If you aren’t already stoked for this year’s big MacBook Pro upgrade, perhaps this concept will help. The video imagines the rumored OLED touch bar that all the rumors have been promising, and all the incredible functionality it could bring.
Reliable KGI Securities analyst Ming-Chi Kuo was first to promise the OLED touch bar in a note to investors, while pictures of the new MacBook Pro’s chassis that were obtained by Cult of Mac all but confirm it will happen.
The touch bar takes the place of the physical function keys we have now, and offers more flexibility. In the “iKeys” concept video below, which was actually published back in 2014, we get an idea of what kind of functionality that touch bar could provide.
By working closely with the software powering the MacBook Pro, the touch bar in this concept quickly adapts to become more useful when you’re carrying out different tasks. For instance, after opening Safari, it presents a bunch of links to your favorites.
When you’re viewing a video on YouTube, the touch bar then displays playback controls, a search shortcut, and buttons for things like fullscreen and comments.
The concept imagines ditching the mouse and moving all the tools you’ll need to the touch bar when using a program like Microsoft Word.
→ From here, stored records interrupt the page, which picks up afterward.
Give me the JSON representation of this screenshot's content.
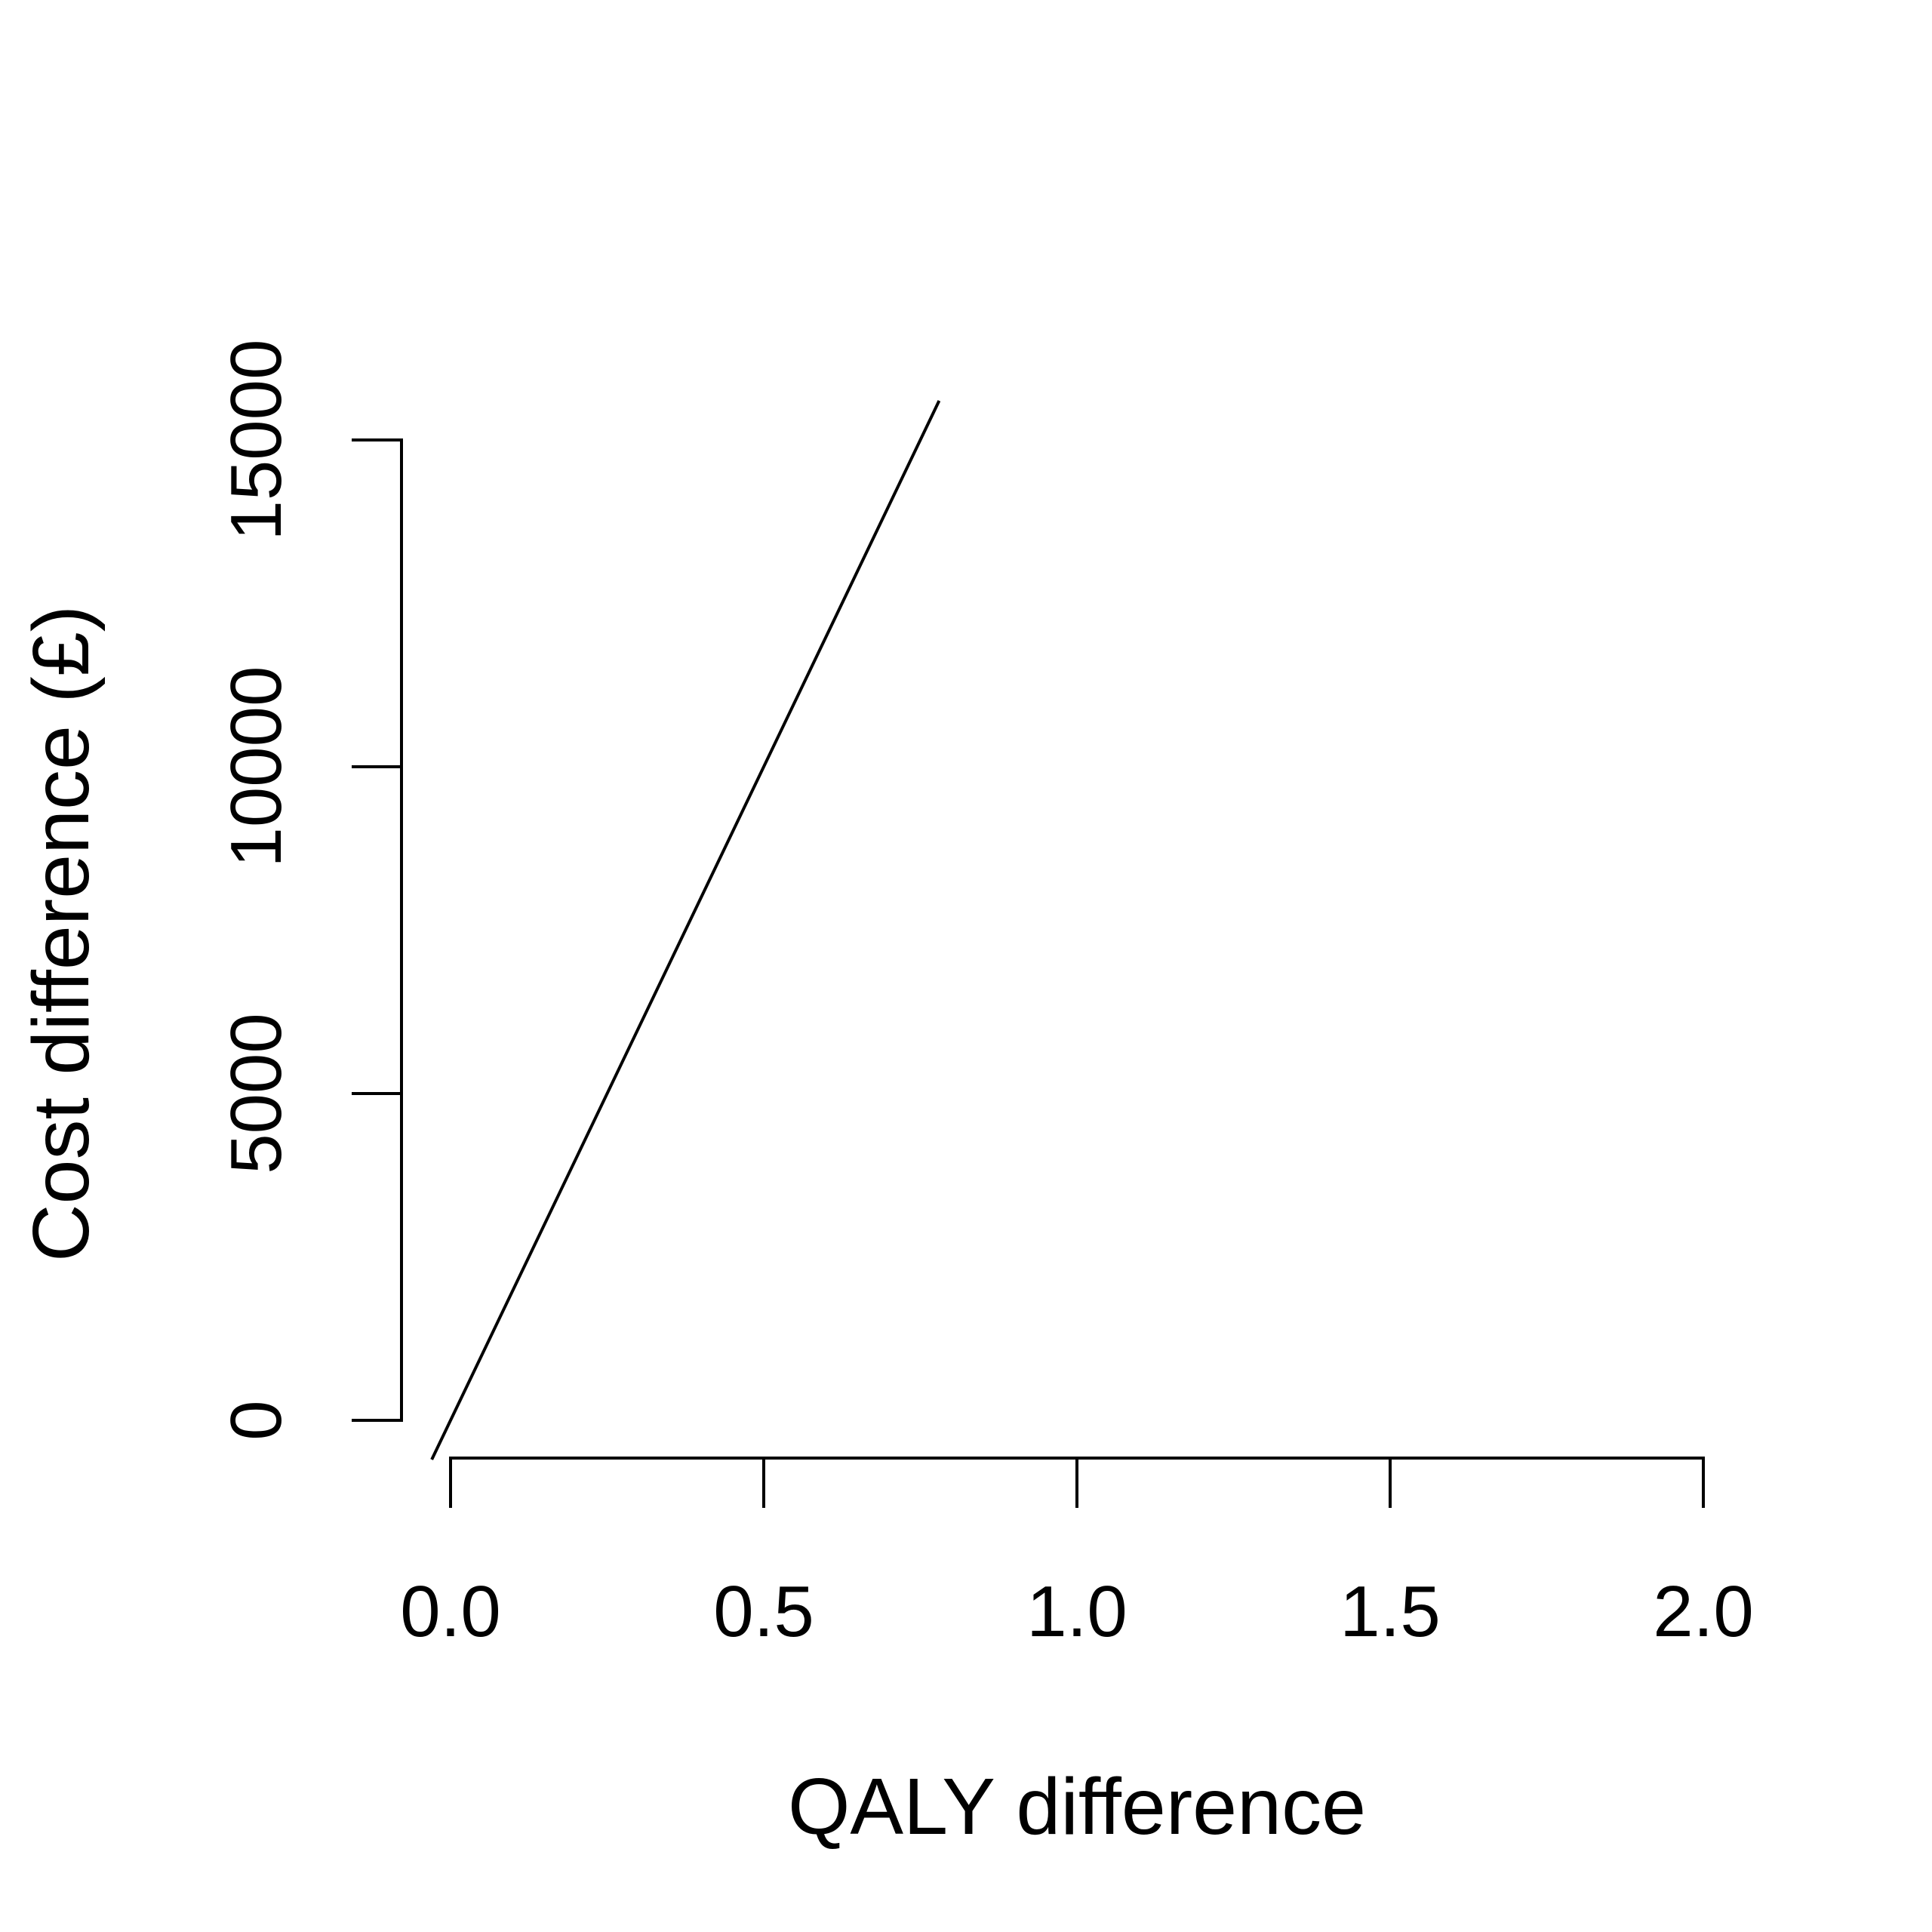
{
  "chart_data": {
    "type": "line",
    "title": "",
    "xlabel": "QALY difference",
    "ylabel": "Cost difference (£)",
    "xlim": [
      0,
      2
    ],
    "ylim": [
      0,
      15000
    ],
    "x_ticks": [
      "0.0",
      "0.5",
      "1.0",
      "1.5",
      "2.0"
    ],
    "x_tick_values": [
      0,
      0.5,
      1,
      1.5,
      2
    ],
    "y_ticks": [
      "0",
      "5000",
      "10000",
      "15000"
    ],
    "y_tick_values": [
      0,
      5000,
      10000,
      15000
    ],
    "grid": false,
    "series": [
      {
        "x": [
          -0.03,
          0.78
        ],
        "y": [
          -600,
          15600
        ]
      }
    ],
    "colors": {
      "line": "#000000",
      "background": "#ffffff"
    }
  }
}
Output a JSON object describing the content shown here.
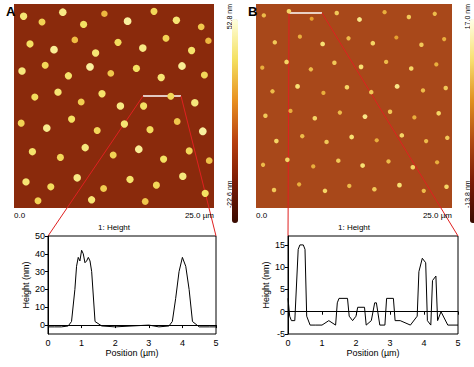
{
  "chart_data": [
    {
      "type": "scatter",
      "title": "A",
      "xlabel": "1: Height",
      "xlim": [
        0,
        25
      ],
      "xticks": [
        {
          "value": 0,
          "label": "0.0"
        },
        {
          "value": 25,
          "label": "25.0 µm"
        }
      ],
      "ylim": [
        0,
        25
      ],
      "tick_labels": "x",
      "marker": "circle",
      "colorbar": {
        "range": [
          -22.6,
          52.8
        ],
        "ticks": [
          {
            "value": -22.6,
            "label": "-22.6 nm"
          },
          {
            "value": 52.8,
            "label": "52.8 nm"
          }
        ]
      },
      "points": [
        [
          1.2,
          23.5,
          40
        ],
        [
          3.5,
          22.8,
          35
        ],
        [
          6.1,
          24.0,
          42
        ],
        [
          8.7,
          22.5,
          38
        ],
        [
          11.3,
          23.8,
          30
        ],
        [
          14.2,
          22.9,
          45
        ],
        [
          17.5,
          24.1,
          36
        ],
        [
          20.3,
          23.0,
          40
        ],
        [
          23.4,
          22.2,
          33
        ],
        [
          2.0,
          20.1,
          38
        ],
        [
          5.0,
          19.4,
          44
        ],
        [
          7.6,
          20.6,
          31
        ],
        [
          10.2,
          19.0,
          40
        ],
        [
          13.0,
          20.3,
          37
        ],
        [
          16.1,
          19.6,
          42
        ],
        [
          19.0,
          20.8,
          35
        ],
        [
          22.2,
          19.3,
          39
        ],
        [
          24.3,
          20.5,
          30
        ],
        [
          1.0,
          16.8,
          41
        ],
        [
          3.9,
          17.5,
          36
        ],
        [
          6.8,
          16.2,
          39
        ],
        [
          9.5,
          17.3,
          45
        ],
        [
          12.1,
          16.5,
          33
        ],
        [
          15.3,
          17.1,
          38
        ],
        [
          18.4,
          16.0,
          40
        ],
        [
          21.0,
          17.4,
          44
        ],
        [
          23.8,
          16.3,
          36
        ],
        [
          2.6,
          13.6,
          37
        ],
        [
          5.5,
          14.2,
          40
        ],
        [
          8.4,
          13.0,
          34
        ],
        [
          11.0,
          14.0,
          39
        ],
        [
          13.3,
          12.5,
          42
        ],
        [
          16.2,
          12.5,
          38
        ],
        [
          19.6,
          13.7,
          36
        ],
        [
          22.6,
          12.9,
          41
        ],
        [
          0.9,
          10.4,
          35
        ],
        [
          4.1,
          9.8,
          43
        ],
        [
          7.2,
          10.9,
          38
        ],
        [
          10.4,
          9.5,
          36
        ],
        [
          13.8,
          10.3,
          40
        ],
        [
          17.0,
          9.6,
          37
        ],
        [
          20.4,
          10.6,
          33
        ],
        [
          23.6,
          9.4,
          45
        ],
        [
          2.3,
          6.9,
          39
        ],
        [
          5.8,
          6.2,
          36
        ],
        [
          8.9,
          7.4,
          41
        ],
        [
          12.4,
          6.5,
          35
        ],
        [
          15.6,
          7.2,
          44
        ],
        [
          18.7,
          6.0,
          38
        ],
        [
          21.9,
          7.0,
          36
        ],
        [
          24.4,
          5.8,
          32
        ],
        [
          1.5,
          3.2,
          40
        ],
        [
          4.6,
          2.6,
          37
        ],
        [
          7.9,
          3.7,
          42
        ],
        [
          11.2,
          2.4,
          34
        ],
        [
          14.5,
          3.5,
          39
        ],
        [
          17.8,
          2.8,
          36
        ],
        [
          21.1,
          3.9,
          41
        ],
        [
          23.9,
          1.8,
          38
        ],
        [
          3.0,
          0.9,
          35
        ],
        [
          9.7,
          1.0,
          40
        ],
        [
          16.4,
          0.8,
          33
        ]
      ]
    },
    {
      "type": "line",
      "xlabel": "Position (µm)",
      "ylabel": "Height (nm)",
      "xlim": [
        0,
        5
      ],
      "xticks": [
        0,
        1,
        2,
        3,
        4,
        5
      ],
      "ylim": [
        -5,
        50
      ],
      "yticks": [
        0,
        10,
        20,
        30,
        40,
        50
      ],
      "grid": false,
      "color": "#000000",
      "line_style": "solid",
      "x": [
        0,
        0.2,
        0.4,
        0.6,
        0.7,
        0.8,
        0.85,
        0.9,
        0.95,
        1.0,
        1.05,
        1.1,
        1.15,
        1.2,
        1.25,
        1.3,
        1.4,
        1.6,
        2,
        2.5,
        3,
        3.3,
        3.6,
        3.7,
        3.8,
        3.9,
        4.0,
        4.1,
        4.2,
        4.3,
        4.5,
        4.8,
        5
      ],
      "values": [
        -1,
        -1,
        -1,
        -0.5,
        2,
        20,
        33,
        38,
        36,
        42,
        40,
        35,
        36,
        38,
        36,
        30,
        2,
        -0.5,
        -1,
        -0.5,
        0,
        -1,
        -0.5,
        2,
        15,
        30,
        38,
        33,
        20,
        2,
        -1,
        -1,
        -1
      ]
    },
    {
      "type": "scatter",
      "title": "B",
      "xlabel": "1: Height",
      "xlim": [
        0,
        25
      ],
      "xticks": [
        {
          "value": 0,
          "label": "0.0"
        },
        {
          "value": 25,
          "label": "25.0 µm"
        }
      ],
      "ylim": [
        0,
        25
      ],
      "tick_labels": "x",
      "marker": "circle",
      "colorbar": {
        "range": [
          -13.8,
          17.0
        ],
        "ticks": [
          {
            "value": -13.8,
            "label": "-13.8 nm"
          },
          {
            "value": 17.0,
            "label": "17.0 nm"
          }
        ]
      },
      "points": [
        [
          1.0,
          23.6,
          8
        ],
        [
          4.2,
          24.1,
          10
        ],
        [
          7.1,
          23.2,
          6
        ],
        [
          10.3,
          23.9,
          9
        ],
        [
          13.2,
          23.1,
          12
        ],
        [
          16.4,
          24.0,
          7
        ],
        [
          19.5,
          23.4,
          9
        ],
        [
          22.8,
          23.8,
          8
        ],
        [
          2.4,
          20.3,
          9
        ],
        [
          5.6,
          21.0,
          7
        ],
        [
          8.5,
          20.1,
          11
        ],
        [
          11.8,
          20.8,
          8
        ],
        [
          14.9,
          20.2,
          10
        ],
        [
          17.9,
          20.9,
          6
        ],
        [
          21.1,
          20.0,
          9
        ],
        [
          24.0,
          20.7,
          7
        ],
        [
          0.8,
          17.2,
          7
        ],
        [
          3.9,
          17.9,
          10
        ],
        [
          7.0,
          17.0,
          8
        ],
        [
          10.0,
          17.8,
          9
        ],
        [
          13.4,
          17.3,
          11
        ],
        [
          16.6,
          17.9,
          8
        ],
        [
          19.8,
          17.1,
          10
        ],
        [
          23.0,
          17.6,
          7
        ],
        [
          2.1,
          14.3,
          8
        ],
        [
          5.3,
          14.9,
          11
        ],
        [
          8.6,
          14.1,
          7
        ],
        [
          11.6,
          14.8,
          10
        ],
        [
          14.7,
          14.2,
          9
        ],
        [
          18.0,
          14.9,
          12
        ],
        [
          21.3,
          14.4,
          8
        ],
        [
          24.2,
          14.7,
          9
        ],
        [
          1.2,
          11.3,
          9
        ],
        [
          4.4,
          11.9,
          7
        ],
        [
          7.5,
          11.0,
          10
        ],
        [
          10.7,
          11.7,
          8
        ],
        [
          13.9,
          11.2,
          12
        ],
        [
          17.1,
          11.8,
          9
        ],
        [
          20.2,
          11.1,
          7
        ],
        [
          23.3,
          11.6,
          10
        ],
        [
          2.6,
          8.2,
          10
        ],
        [
          5.9,
          8.8,
          8
        ],
        [
          9.0,
          8.1,
          9
        ],
        [
          12.2,
          8.7,
          11
        ],
        [
          15.4,
          8.3,
          7
        ],
        [
          18.6,
          8.9,
          10
        ],
        [
          21.7,
          8.2,
          8
        ],
        [
          24.4,
          8.6,
          9
        ],
        [
          0.9,
          5.3,
          8
        ],
        [
          4.0,
          5.9,
          10
        ],
        [
          7.3,
          5.1,
          7
        ],
        [
          10.5,
          5.8,
          9
        ],
        [
          13.6,
          5.2,
          11
        ],
        [
          16.9,
          5.7,
          8
        ],
        [
          20.0,
          5.0,
          10
        ],
        [
          23.1,
          5.6,
          7
        ],
        [
          2.3,
          2.2,
          9
        ],
        [
          5.5,
          2.9,
          7
        ],
        [
          8.8,
          2.1,
          10
        ],
        [
          11.9,
          2.7,
          8
        ],
        [
          15.1,
          2.3,
          9
        ],
        [
          18.3,
          2.8,
          11
        ],
        [
          21.4,
          2.1,
          8
        ],
        [
          24.3,
          2.6,
          10
        ]
      ]
    },
    {
      "type": "line",
      "xlabel": "Position (µm)",
      "ylabel": "Height (nm)",
      "xlim": [
        0,
        5
      ],
      "xticks": [
        0,
        1,
        2,
        3,
        4,
        5
      ],
      "ylim": [
        -5,
        17
      ],
      "yticks": [
        -5,
        0,
        5,
        10,
        15
      ],
      "grid": false,
      "color": "#000000",
      "line_style": "solid",
      "x": [
        0,
        0.05,
        0.1,
        0.2,
        0.3,
        0.35,
        0.45,
        0.5,
        0.55,
        0.65,
        0.8,
        1.0,
        1.2,
        1.4,
        1.45,
        1.5,
        1.75,
        1.8,
        1.9,
        2.0,
        2.05,
        2.25,
        2.3,
        2.45,
        2.55,
        2.6,
        2.7,
        2.85,
        2.9,
        3.1,
        3.15,
        3.3,
        3.6,
        3.8,
        3.85,
        3.95,
        4.05,
        4.1,
        4.2,
        4.25,
        4.35,
        4.4,
        4.5,
        4.7,
        5
      ],
      "values": [
        3,
        -1,
        -2,
        -2,
        14,
        15,
        15,
        14,
        -1,
        -3,
        -3,
        -3,
        -2,
        -3,
        2,
        3,
        3,
        -1,
        -2,
        -1,
        1,
        1,
        -3,
        -2,
        2,
        2,
        -3,
        -3,
        3,
        3,
        -2,
        -2,
        -3,
        -1,
        9,
        12,
        11,
        -2,
        -3,
        7,
        8,
        -2,
        0,
        -3,
        -3
      ]
    }
  ]
}
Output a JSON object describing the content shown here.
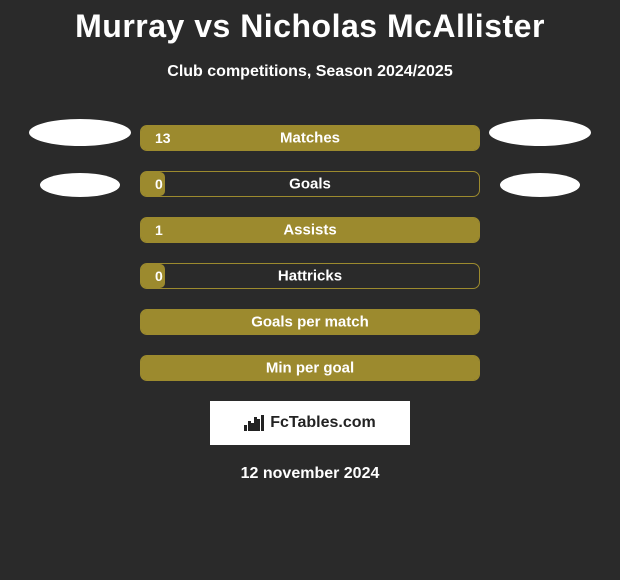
{
  "title": "Murray vs Nicholas McAllister",
  "subtitle": "Club competitions, Season 2024/2025",
  "date": "12 november 2024",
  "brand_text": "FcTables.com",
  "background_color": "#2a2a2a",
  "bar_border_color": "#9c8a2e",
  "bar_fill_color": "#9c8a2e",
  "text_color": "#ffffff",
  "avatar_color": "#ffffff",
  "bars": [
    {
      "label": "Matches",
      "value_text": "13",
      "fill_fraction": 1.0,
      "show_value": true
    },
    {
      "label": "Goals",
      "value_text": "0",
      "fill_fraction": 0.07,
      "show_value": true
    },
    {
      "label": "Assists",
      "value_text": "1",
      "fill_fraction": 1.0,
      "show_value": true
    },
    {
      "label": "Hattricks",
      "value_text": "0",
      "fill_fraction": 0.07,
      "show_value": true
    },
    {
      "label": "Goals per match",
      "value_text": "",
      "fill_fraction": 1.0,
      "show_value": false
    },
    {
      "label": "Min per goal",
      "value_text": "",
      "fill_fraction": 1.0,
      "show_value": false
    }
  ],
  "left_avatars_count": 2,
  "right_avatars_count": 2,
  "bar_icon_heights": [
    6,
    10,
    8,
    14,
    12,
    16
  ]
}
This doesn’t just make common functions super easy to access, but it also frees up space on the primary display.
The same happens inside applications like Photoshop and CAD. While watching a movie, the progress bar and all controls move into the touch bar to prevent anything from getting in your way. Notifications can appear here, too, so you’re not distracted.
The touch bar doesn’t just recognize the applications you’re using. When you plug in headphones, it automatically displays shortcuts to relevant apps — like iTunes and iBooks — recent albums and podcasts, and volume controls.
In the image below, the touch bar also acts as the function keys — as we expect from the new MacBook Pro. It’s also where you’ll find toggles for things like Wi-Fi, Bluetooth, and display brightness.
I mentioned a few of these functions for the touch bar in my post on why bringing this feature to the MacBook Pro is a great idea. There are plenty of other uses for it, too, and if Apple opens it up to third-party developers, it will become even more powerful.